Firgrove 4H Club
by Carl Vest
Until about World War II South Hill was a rural farming community. Life revolved around agriculture and the establishment and development of farming practices. So it’s understandable that local youth programs during that period paralleled this general community undertaking. One way of illustrating this, from the late 1920s to the late 1940s, is to consider the activities of one 4-H club that was established on South Hill in 1929 at the Firgrove School.
The 4-H clubs date from about 1900 and were initially oriented to educating youth in good agricultural practices. The concept and source of the organization is somewhat obscure but it’s generally accepted that they became a force during the first decade of the twentieth century.
The first meeting of the South Hill 4-H club was on March 9, 1929. Its initial name was the “Firgrove Potatoe (sic) Raising Club.” During the second year (1930) it was changed to the “Firgrove Potatoe (sic) and Garden Club.” The misspelling of potato may have been a ploy to draw attention.
During its first few years the focus was on the practice of raising vegetables and small farm animals. Members participated in Pierce County-wide programs and sent delegates to the Washington State College in Pullman to learn about farming practices.

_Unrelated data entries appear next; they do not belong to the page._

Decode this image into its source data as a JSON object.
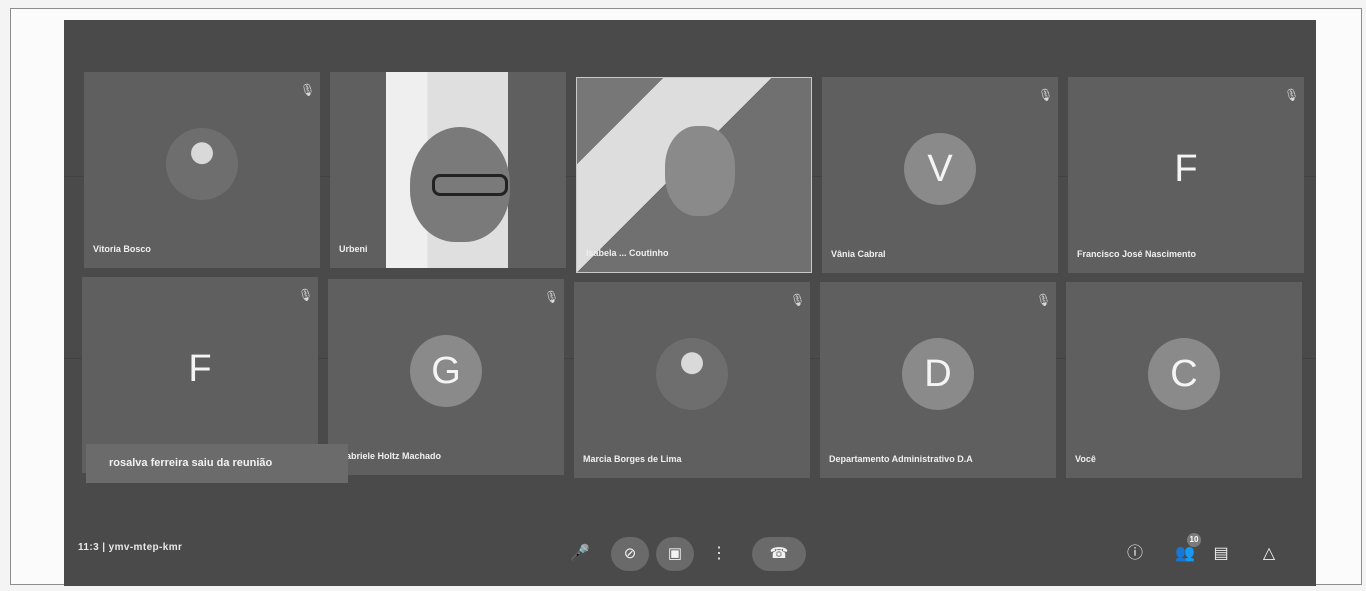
{
  "participants": [
    {
      "name": "Vitoria Bosco",
      "type": "photo",
      "muted_icon": "mic-off-icon"
    },
    {
      "name": "Urbeni",
      "type": "video1",
      "muted_icon": ""
    },
    {
      "name": "Isabela ... Coutinho",
      "type": "video2",
      "muted_icon": "more-options-icon"
    },
    {
      "name": "Vânia Cabral",
      "initial": "V",
      "type": "initial",
      "muted_icon": "mic-off-icon"
    },
    {
      "name": "Francisco José Nascimento",
      "initial": "F",
      "type": "initial-plain",
      "muted_icon": "mic-off-icon"
    },
    {
      "name": "",
      "initial": "F",
      "type": "initial-plain",
      "muted_icon": "mic-off-icon"
    },
    {
      "name": "abriele Holtz Machado",
      "initial": "G",
      "type": "initial",
      "muted_icon": "mic-off-icon"
    },
    {
      "name": "Marcia Borges de Lima",
      "type": "photo",
      "muted_icon": "mic-off-icon"
    },
    {
      "name": "Departamento Administrativo D.A",
      "initial": "D",
      "type": "initial",
      "muted_icon": "mic-off-icon"
    },
    {
      "name": "Você",
      "initial": "C",
      "type": "initial",
      "muted_icon": ""
    }
  ],
  "notification": "rosalva ferreira saiu da reunião",
  "meeting_code": "11:3 | ymv-mtep-kmr",
  "controls": {
    "mic": "mic-icon",
    "camera": "camera-off-icon",
    "present": "present-icon",
    "more": "more-icon",
    "hangup": "phone-hangup-icon"
  },
  "right_controls": {
    "info": "info-icon",
    "people": "people-icon",
    "people_count": "10",
    "chat": "chat-icon",
    "activities": "shapes-icon"
  }
}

In 1930 the group took third place in animal judging at the Washington State Fair in Yakima.
In 1931 the association was reorganized into two units --- one involved with animals and the other with vegetables. State level doings continued and members participated in judging at the Southwest Washington Fair in Chehalis and the Western Washington Fair in Puyallup. By the mid-1930s the group had established the practice of touring to observe farming practices, judging demonstrations to illustrate animal endorsement and to developing ways to share this knowledge with other 4-H clubs and farming organizations. They continued these customs for the next two decades.

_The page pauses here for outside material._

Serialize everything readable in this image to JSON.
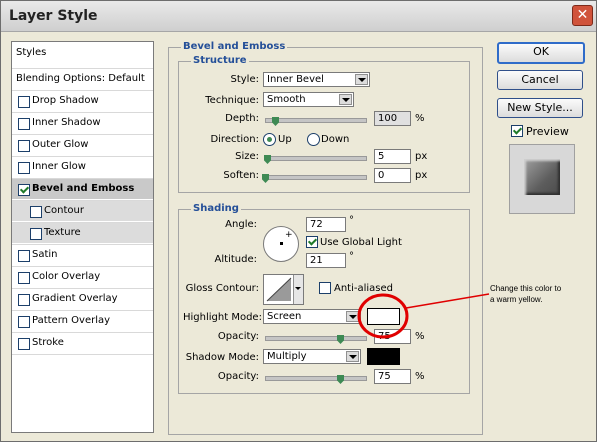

In 1941 the club took second place at the Spring Rally at Waller Road Grange for its work on “pig care and housing.” They also participated in Achievement Day at the Fruitland Grange. In 1942 their own Achievement Day was held in the Firgrove School.

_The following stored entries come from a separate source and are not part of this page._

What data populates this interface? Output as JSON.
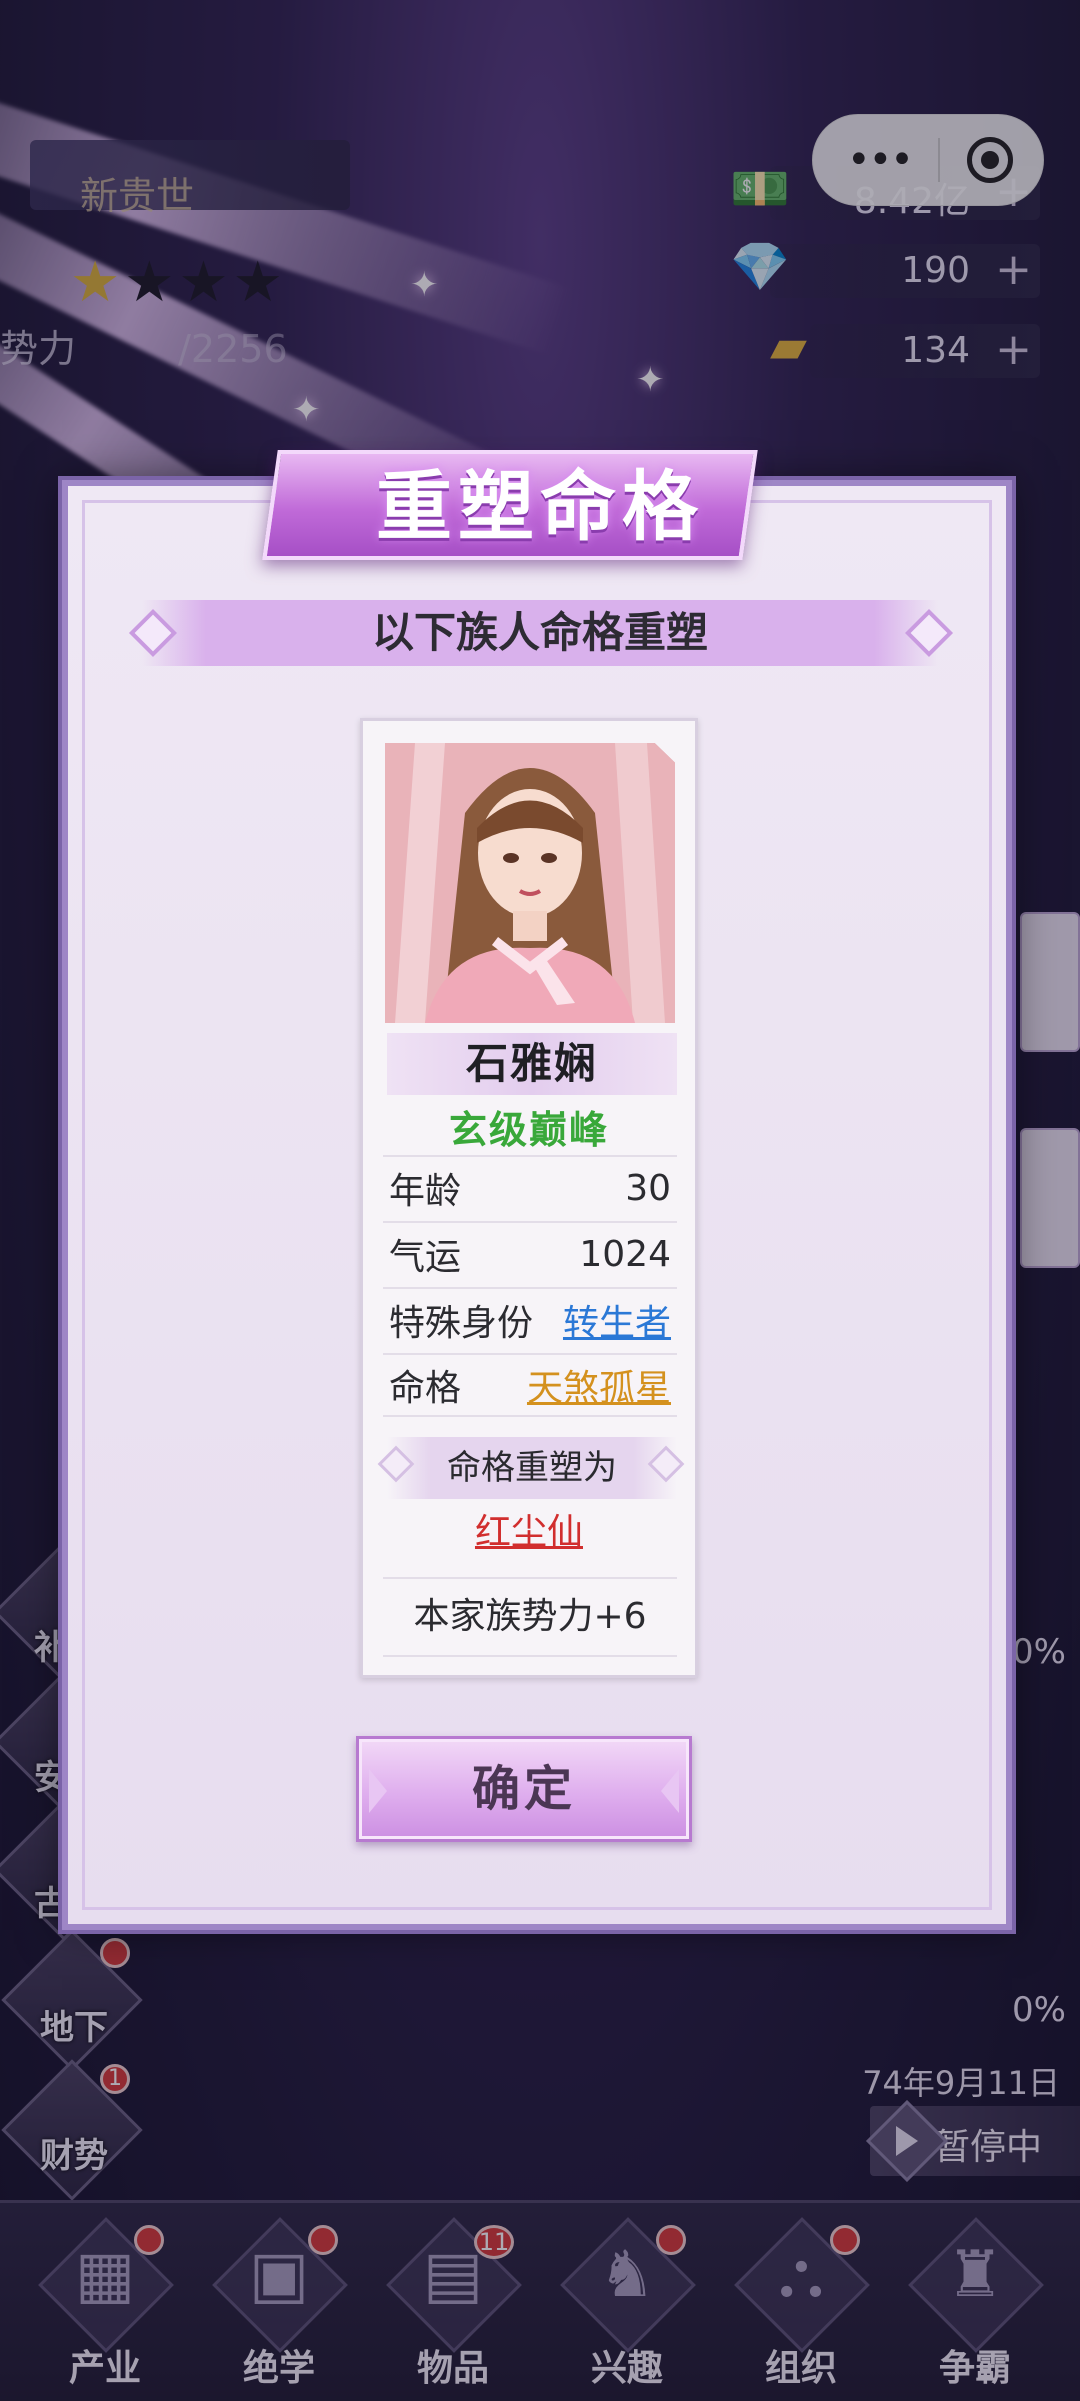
{
  "background": {
    "title_partial": "新贵世",
    "power_label": "势力",
    "power_value": "/2256",
    "resources": [
      {
        "icon": "money-icon",
        "value": "8.42亿"
      },
      {
        "icon": "gem-icon",
        "value": "190"
      },
      {
        "icon": "gold-bar-icon",
        "value": "134"
      }
    ],
    "side_buttons": [
      "补",
      "安",
      "古",
      "地下",
      "财势"
    ],
    "side_badge": "1",
    "right_percent_1": "0%",
    "right_percent_2": "0%",
    "date": "74年9月11日",
    "pause_label": "暂停中"
  },
  "bottom_nav": [
    {
      "label": "产业",
      "icon": "industry-icon",
      "glyph": "▦",
      "badge": ""
    },
    {
      "label": "绝学",
      "icon": "book-icon",
      "glyph": "▣",
      "badge": ""
    },
    {
      "label": "物品",
      "icon": "bag-icon",
      "glyph": "▤",
      "badge": "11"
    },
    {
      "label": "兴趣",
      "icon": "chess-knight-icon",
      "glyph": "♞",
      "badge": ""
    },
    {
      "label": "组织",
      "icon": "org-chart-icon",
      "glyph": "⛬",
      "badge": ""
    },
    {
      "label": "争霸",
      "icon": "throne-icon",
      "glyph": "♜",
      "badge": ""
    }
  ],
  "dialog": {
    "title": "重塑命格",
    "subtitle": "以下族人命格重塑",
    "member": {
      "name": "石雅娴",
      "rank": "玄级巅峰",
      "age_label": "年龄",
      "age_value": "30",
      "luck_label": "气运",
      "luck_value": "1024",
      "identity_label": "特殊身份",
      "identity_value": "转生者",
      "fate_label": "命格",
      "fate_value": "天煞孤星"
    },
    "reshape_label": "命格重塑为",
    "new_fate": "红尘仙",
    "bonus": "本家族势力+6",
    "confirm_label": "确定"
  },
  "colors": {
    "dialog_accent": "#c06ad8",
    "rank_green": "#39a83a",
    "identity_blue": "#2b78d6",
    "fate_gold": "#d4911e",
    "new_fate_red": "#d12e2e"
  }
}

During the war years members started a fire patrol to support the war effort. They patrolled South Hill every day looking for anything out of the ordinary. They conversed on local radio about their work and gave presentations at local gatherings. In 1943 they were declared one of the outstanding 4-H clubs in the state. In the late 1940s they took first place for its skit about farming at the state Rally Day. The Kiwanis Garden Cup was won in 1949.
The 4-H organization still exists. Its symbol is the four leaf clover with an H on each pedal. Each H has a meaning: Head, Heart, Hands, and Health. Membership is restricted to young people age five to 21`. Its motto is, “To make the best better.” While its mission has changed over the years it still supports youth development in many ways.
Carl Vest, PhD, is a founding member and Research Director for the South Hill Historical Society.